Continuing the AJ’s campaign to promote the status of women in architecture, further analysis of the AJ’s survey results reveals a shocking pay gap at director level, writes Christine Murray
New analysis of the AJ’s Women in Architecture survey has revealed proof that women are paid less than men for the same role, with female directors in particular falling victim to a shocking pay gap.
The latest results show that some practices are operating in full breach of the Equal Pay Act, and could be subject to claims for up to six years after a woman leaves her employment.
Nearly 800 people responded to the survey, almost 100 of which were men. By comparing the salary and job function of male respondents against their female counterparts, a massive disparity in pay is apparent at director level.
Eighty-four per cent of male directors, partners, managers or sole practitioners working full-time earn over £51,000 per annum, while just 47 per cent
of women at the same level earn as much.
Median pay for directors in the AJ100 is £75,000, according to survey results for 2009 and 2010.
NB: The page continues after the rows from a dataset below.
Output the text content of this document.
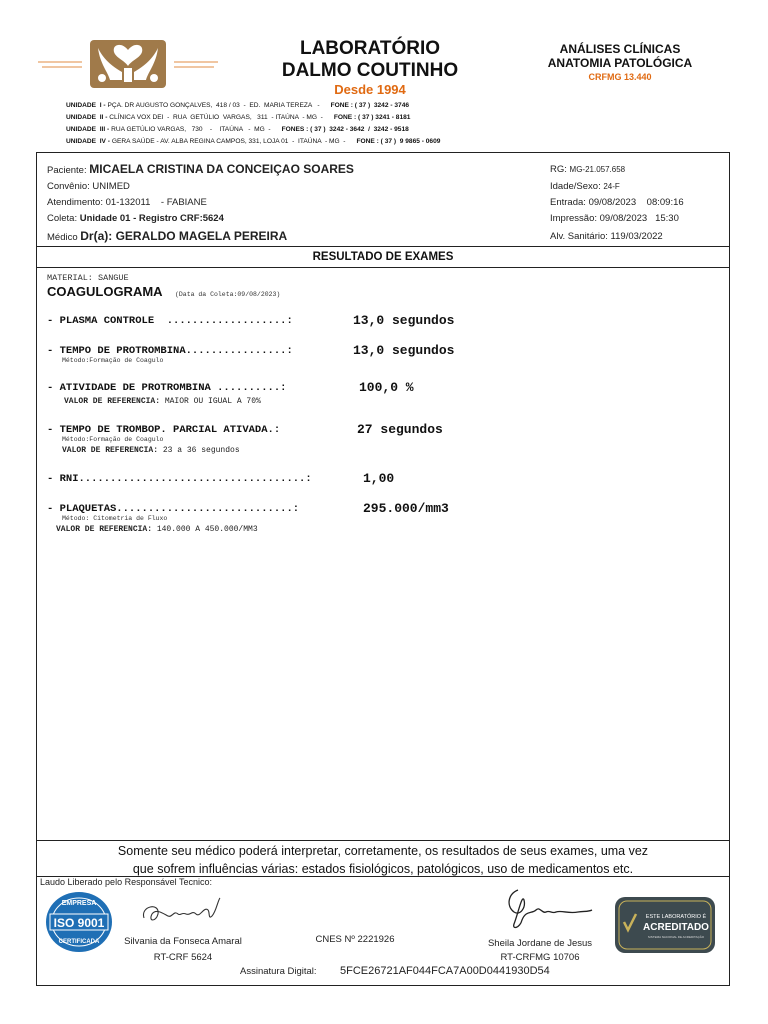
LABORATÓRIO
DALMO COUTINHO
Desde 1994
ANÁLISES CLÍNICAS
ANATOMIA PATOLÓGICA
CRFMG 13.440
UNIDADE  I - PÇA. DR AUGUSTO GONÇALVES,  418 / 03  -  ED.  MARIA TEREZA   - FONE : ( 37 )  3242 - 3746
UNIDADE  II - CLÍNICA VOX DEI  -  RUA  GETÚLIO  VARGAS,   311  - ITAÚNA  - MG  - FONE : ( 37 ) 3241 - 8181
UNIDADE  III - RUA GETÚLIO VARGAS,   730    -    ITAÚNA   -  MG  - FONES : ( 37 )  3242 - 3642  /  3242 - 9518
UNIDADE  IV - GERA SAÚDE - AV. ALBA REGINA CAMPOS, 331, LOJA 01  -  ITAÚNA  - MG  - FONE : ( 37 )  9 9865 - 0609
Paciente: MICAELA CRISTINA DA CONCEIÇAO SOARES
Convênio: UNIMED
Atendimento: 01-132011    - FABIANE
Coleta: Unidade 01 - Registro CRF:5624
Médico Dr(a): GERALDO MAGELA PEREIRA
RG: MG-21.057.658
Idade/Sexo: 24-F
Entrada: 09/08/2023    08:09:16
Impressão: 09/08/2023   15:30
Alv. Sanitário: 119/03/2022
RESULTADO DE EXAMES
MATERIAL: SANGUE
COAGULOGRAMA (Data da Coleta:09/08/2023)
- PLASMA CONTROLE  ...................:	13,0 segundos
- TEMPO DE PROTROMBINA................:	13,0 segundos
Método:Formação de Coagulo
- ATIVIDADE DE PROTROMBINA ..........:	100,0 %
VALOR DE REFERENCIA: MAIOR OU IGUAL A 70%
- TEMPO DE TROMBOP. PARCIAL ATIVADA.:	27 segundos
Método:Formação de Coagulo
VALOR DE REFERENCIA: 23 a 36 segundos
- RNI....................................:	1,00
- PLAQUETAS............................:	295.000/mm3
Método: Citometria de Fluxo
VALOR DE REFERENCIA: 140.000 A 450.000/MM3
Somente seu médico poderá interpretar, corretamente, os resultados de seus exames, uma vez
que sofrem influências várias: estados fisiológicos, patológicos, uso de medicamentos etc.
Laudo Liberado pelo Responsável Tecnico:
EMPRESA
ISO 9001
CERTIFICADA	Silvania da Fonseca Amaral
RT-CRF 5624
CNES Nº 2221926	Sheila Jordane de Jesus
RT-CRFMG 10706
ESTE LABORATÓRIO É
ACREDITADO
SISTEMA NACIONAL DE ACREDITAÇÃO
Assinatura Digital: 5FCE26721AF044FCA7A00D0441930D54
The results reveal that even when women are promoted to the title of ‘director’ or ‘partner’, there is a glass ceiling with regards to their pay.
Overall salary results also reveal that while 40 per cent of women working full-time are paid £25,000 or less per year, just a quarter of full-time working men in architecture are paid as little.
Similarly, while 25 per cent of men working full-time are paid over £51,000 per year, just nine per cent of full-time working women are paid as much.
According to RIBA Appointments’ salary guide, which does not include figures for director pay, architects should earn between £34-45,000 per annum, while associates should earn £37-50,000. Median pay for associates in the AJ100 was £46,000 last year, while median pay for architects was £37,000.
Women setting up on their own
New results also reveal that after having children, a remarkable 24 per cent of women surveyed resigned from their practice after becoming a parent, choosing instead to set up on their own or become self-employed (17 per cent), or seek work with more flexible hours (seven per cent).
This suggests that it is not the practice of architecture itself that is incompatible with motherhood, but the culture of the offices in which these women worked.
By not allowing women to work flexibly, practices are not only losing talented staff, they are gaining competitors in the women who set up shop for themselves.
The majority of mothers surveyed (35 per cent) returned to the same job as before maternity leave but working fewer hours, while 25 per cent returned working the same hours. Eight per cent assumed a part-time position on a lower pay grade or seniority level and seven per cent left architecture altogether after having children, the same number as those who received a promotion within six months of returning to work. Just two per cent went back to the same job, working more hours.
Working mum Helena Rivera, founder of A Small Studio, empathises with the results saying, ‘I worked in a big successful practice for a couple of years and quickly realised that if I wanted to be an architect and a mum, I would have to choose an alternative route or delay having kids. I now have two boys, both under the age of four, and I run a small practice from a studio in my garden. I teach one day a week and am finishing a PhD in planning at the Bartlett. I probably have more duties now than if I was a full-time employee, but at least they are duties I can be flexible with and manage on my own terms.’
Patricia Eckenweber, who set up Bubble Architects in London, said ‘You only have to look at most companies, including my old practice, to see that women in upper senior management represent only about one-to-two per cent. I found that it was my clients who saw and valued the work and commitment I had to my projects over the years. From that realisation came the decision to take my future into my own hands to set up my practice.’
Interestingly, 18 per cent of men surveyed also resigned from their practice after having a child; 12 per cent chose to set up on their own or become self-employed, while six per cent sought work with more flexible hours elsewhere.
New results also reveal a third of men who completed the survey believe the male-to-female ratio of architects is ‘about right’. Thirty per cent of male respondents working full-time said they felt the ratio was roughly correct given the nature of the industry, while nearly 20 per cent said that equal pay was not an issue in architecture.
A further 67 per cent of full-time working male respondents said they thought the current economic climate would affect men and women equally.
The results reveal a lack of understanding among male workers regarding the inequality issues facing women in the profession. One male respondent wrote that ‘the very ethos of the [AJ Women in Architecture] survey is an insult and a needless attempt at equality because men and women are not treated any differently’.
But other men completing the survey admitted the difficulty of parenting in architecture, and called for more flexible working hours and better pay for both sexes. ‘Men should have time to go and see the school play’ said one, while another said, ‘the demands of architecture don’t easily accommodate family life. Men want this now also.’
Another male respondent said that ‘men tend to be expected to put in long hours’, suggesting while some men would like to contribute more to childcare, peer pressure can be an issue.
Interestingly, while 80 per cent of male respondents surveyed said they had not experienced sexual discrimination in architecture, 35 per cent of men said they had been victims of bullying. In comparison, 70 per cent of women said they’ve experienced gender discrimination at some point in their career, while 33 per cent had been bullied.